En haut, article du 20 novembre sur l’Ukraine. En bas, article du 3 mai sur la Syrie | Captures écran

Le thème de la «provocation aux armes chimiques» est récurrent chez Sputnik et RT, mais il concerne habituellement la Syrie –un conflit où Moscou est engagé aux côtés du régime de Bachar el-Assad, et où les médias russes à destination de l’étranger participent activement à l’effort de guerre.

Les Casques blancs, qui viennent en aide aux civils victimes des bombardements et documentent ces crimes de guerre –le plus souvent perpétrés par l’armée syrienne et la Russie, mais aussi par la coalition anti-Daech– sont ciblés depuis plusieurs années par une campagne de désinformation dans laquelle RT et Sputnik sont très impliqués. Via ses médias, Moscou accuse à tort les Casques blancs –et les rebelles- de mettre en scène de fausses attaques chimiques, ou d’organiser eux-mêmes des «provocations aux armes chimiques».

Dans un premier temps, ces contenus visaient à dédouaner son allié syrien d’attaques chimiques qu'il avait déjà perpétrées.
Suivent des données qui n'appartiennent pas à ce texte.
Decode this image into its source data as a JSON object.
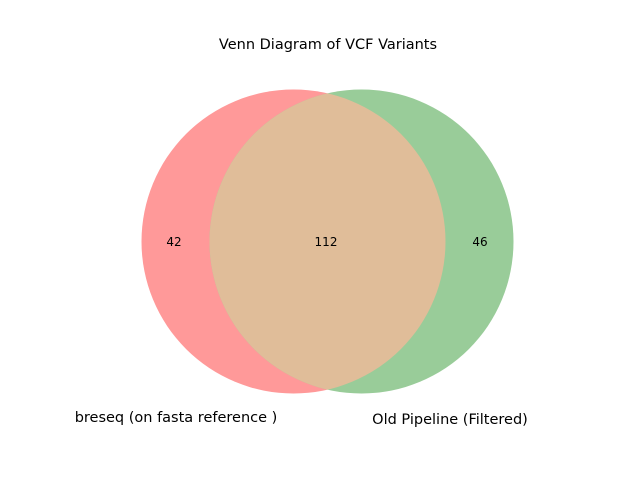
{
  "chart_data": {
    "type": "venn",
    "title": "Venn Diagram of VCF Variants",
    "sets": [
      {
        "name": "breseq (on fasta reference )",
        "only_count": 42,
        "color": "#ff9999"
      },
      {
        "name": "Old Pipeline (Filtered)",
        "only_count": 46,
        "color": "#99cc99"
      }
    ],
    "intersection": {
      "count": 112,
      "color": "#e0bd99"
    }
  }
}
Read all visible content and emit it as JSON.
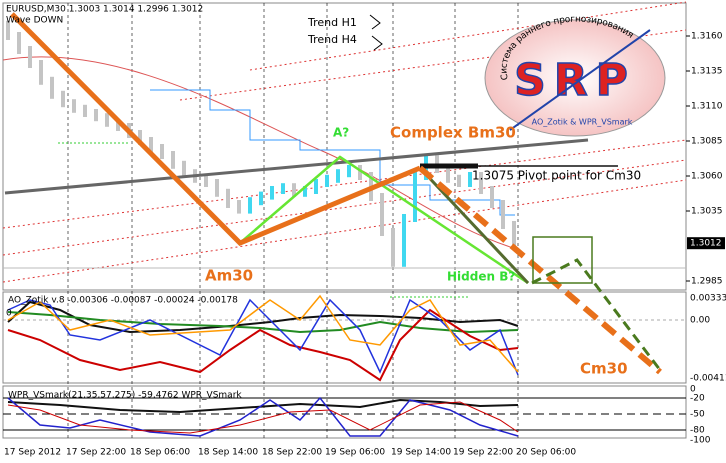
{
  "header": {
    "symbol": "EURUSD,M30  1.3003 1.3014 1.2996 1.3012",
    "signal": "Wave DOWN"
  },
  "annotations": {
    "trend_h1": "Trend H1",
    "trend_h4": "Trend H4",
    "a": "A?",
    "complex_bm30": "Complex Bm30",
    "pivot": "1.3075 Pivot point for Cm30",
    "am30": "Am30",
    "hidden_b": "Hidden B?",
    "cm30": "Cm30"
  },
  "logo": {
    "title": "SRP",
    "arc": "Система раннего прогнозирования",
    "credit": "AO_Zotik & WPR_VSmark"
  },
  "price_axis": {
    "ticks": [
      "1.3160",
      "1.3135",
      "1.3110",
      "1.3085",
      "1.3060",
      "1.3035",
      "1.2985"
    ],
    "current": "1.3012"
  },
  "price": {
    "closes": [
      1.316,
      1.315,
      1.314,
      1.3128,
      1.3118,
      1.3112,
      1.3108,
      1.3105,
      1.3102,
      1.3098,
      1.3095,
      1.309,
      1.3085,
      1.308,
      1.3075,
      1.3068,
      1.3062,
      1.3058,
      1.3055,
      1.3048,
      1.304,
      1.3036,
      1.3042,
      1.3046,
      1.305,
      1.3052,
      1.3048,
      1.305,
      1.3055,
      1.3058,
      1.3062,
      1.3065,
      1.306,
      1.3045,
      1.302,
      1.2998,
      1.303,
      1.306,
      1.3072,
      1.3065,
      1.3058,
      1.3055,
      1.306,
      1.305,
      1.304,
      1.3025,
      1.3012
    ]
  },
  "time_axis": {
    "labels": [
      "17 Sep 2012",
      "17 Sep 22:00",
      "18 Sep 06:00",
      "18 Sep 14:00",
      "18 Sep 22:00",
      "19 Sep 06:00",
      "19 Sep 14:00",
      "19 Sep 22:00",
      "20 Sep 06:00"
    ]
  },
  "ao_panel": {
    "title": "AO_Zotik v.8 -0.00306 -0.00087 -0.00024 -0.00178",
    "zero": "0",
    "ticks": [
      "0.00333",
      "0.00",
      "-0.00411"
    ]
  },
  "wpr_panel": {
    "title": "WPR_VSmark(21,35,57,275) -59.4762  WPR_VSmark",
    "zero": "0",
    "ticks": [
      "-20",
      "-50",
      "-80",
      "-100"
    ]
  }
}
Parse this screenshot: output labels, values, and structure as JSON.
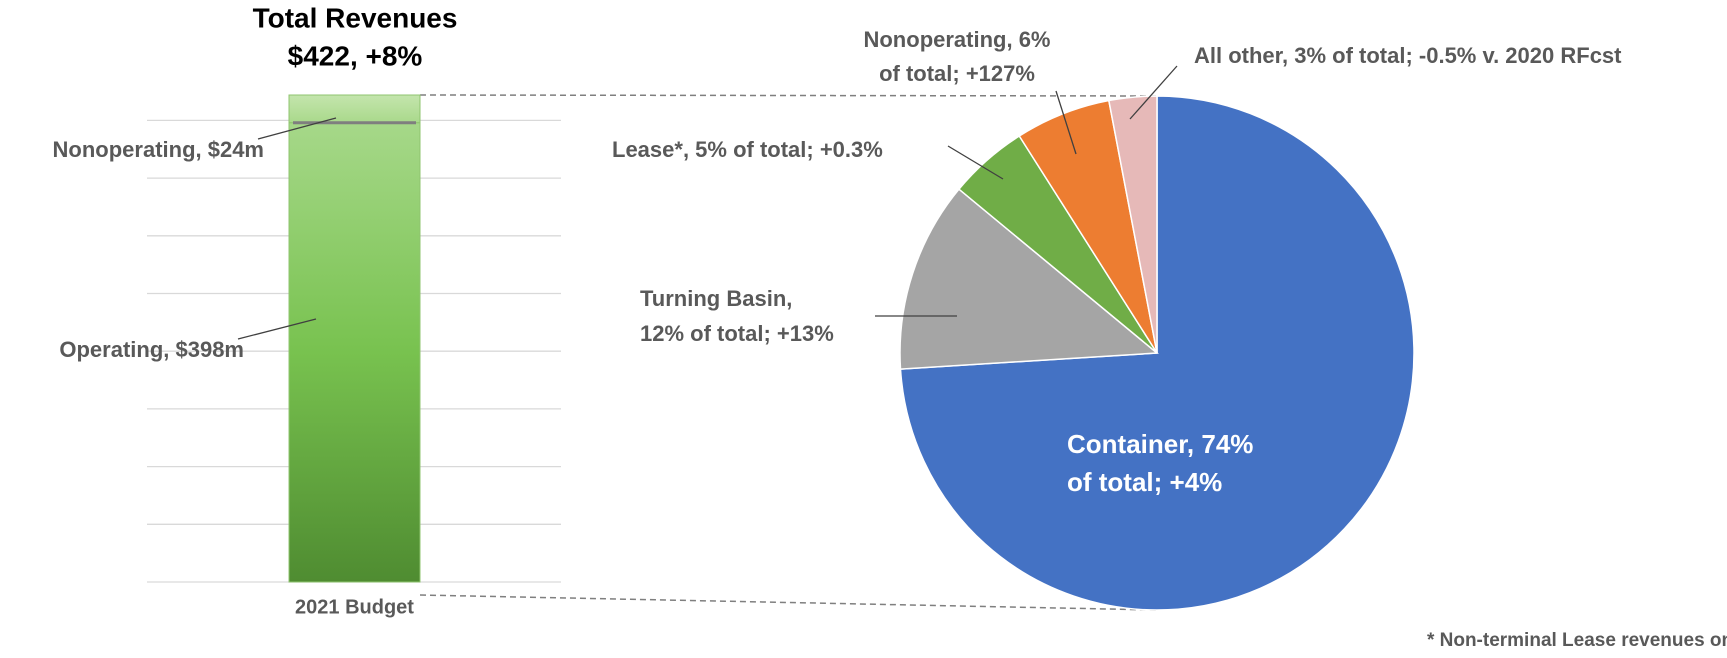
{
  "chart_data": [
    {
      "type": "bar",
      "stacked": true,
      "title": "Total Revenues",
      "subtitle": "$422, +8%",
      "categories": [
        "2021 Budget"
      ],
      "series": [
        {
          "name": "Operating",
          "color": "#70b94a",
          "values": [
            398
          ],
          "value_labels": [
            "Operating, $398m"
          ]
        },
        {
          "name": "Nonoperating",
          "color": "#b3dc97",
          "values": [
            24
          ],
          "value_labels": [
            "Nonoperating, $24m"
          ]
        }
      ],
      "ylim": [
        0,
        422
      ],
      "yticks": [
        0,
        50,
        100,
        150,
        200,
        250,
        300,
        350,
        400
      ],
      "grid": true
    },
    {
      "type": "pie",
      "categories": [
        "Container",
        "Turning Basin",
        "Lease*",
        "Nonoperating",
        "All other"
      ],
      "values": [
        74,
        12,
        5,
        6,
        3
      ],
      "colors": [
        "#4472c4",
        "#a5a5a5",
        "#70ad47",
        "#ed7d31",
        "#e6b9b8"
      ],
      "value_labels": [
        [
          "Container, 74%",
          "of total; +4%"
        ],
        [
          "Turning Basin,",
          "12% of total; +13%"
        ],
        [
          "Lease*, 5% of total; +0.3%"
        ],
        [
          "Nonoperating, 6%",
          "of total; +127%"
        ],
        [
          "All other, 3% of total; -0.5% v. 2020 RFcst"
        ]
      ],
      "footnote": "*  Non-terminal Lease revenues only"
    }
  ]
}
Mais depuis cet été, RT et Sputnik ont publié plusieurs articles affirmant que des «provocations chimiques» étaient en cours, qui n’ont été suivis d’aucune attaque au gaz.

Selon le site d’information Bellingcat, de tels articles servent à semer la confusion au sein des opinions occidentales et à préparer le terrain pour de futures dénégations, si jamais le régime syrien décidait de déclencher une autre attaque chimique –tout en poursuivant son entreprise de diffamation contre les Casques blancs et les rebelles syriens.

Sputnik semble avoir procédé d’une façon similaire pour l’Ukraine, puisque dès le 10 octobre dernier, le site a publié un article titré «L’Ukraine préparerait une provocation contre les garde-côtes russes en mer d’Azov». Le contenu, qui insiste par exemple sur la volonté de «filmer des images», rappelle fortement les papiers de Sputnik diffamant les Casques blancs syriens.

En haut, article du 10 novembre sur l’Ukraine. En bas, article du 31 octobre sur la Syrie | Captures écran

Inonder le web de nombreux papiers sur un sujet peu couvert par les médias indépendants permet d’être bien référencé par Google, même s’ils sont mensongers. Sur Twitter, plusieurs personnes ont fait remarquer –tout en sachant que l’algorithme s’adapte aussi à l'internaute– que RT et Sputnik apparaissaient dans les premiers résultats lors de recherches telles que «détroit de Kertch». À croire que la quantité prévaudrait sur la qualité.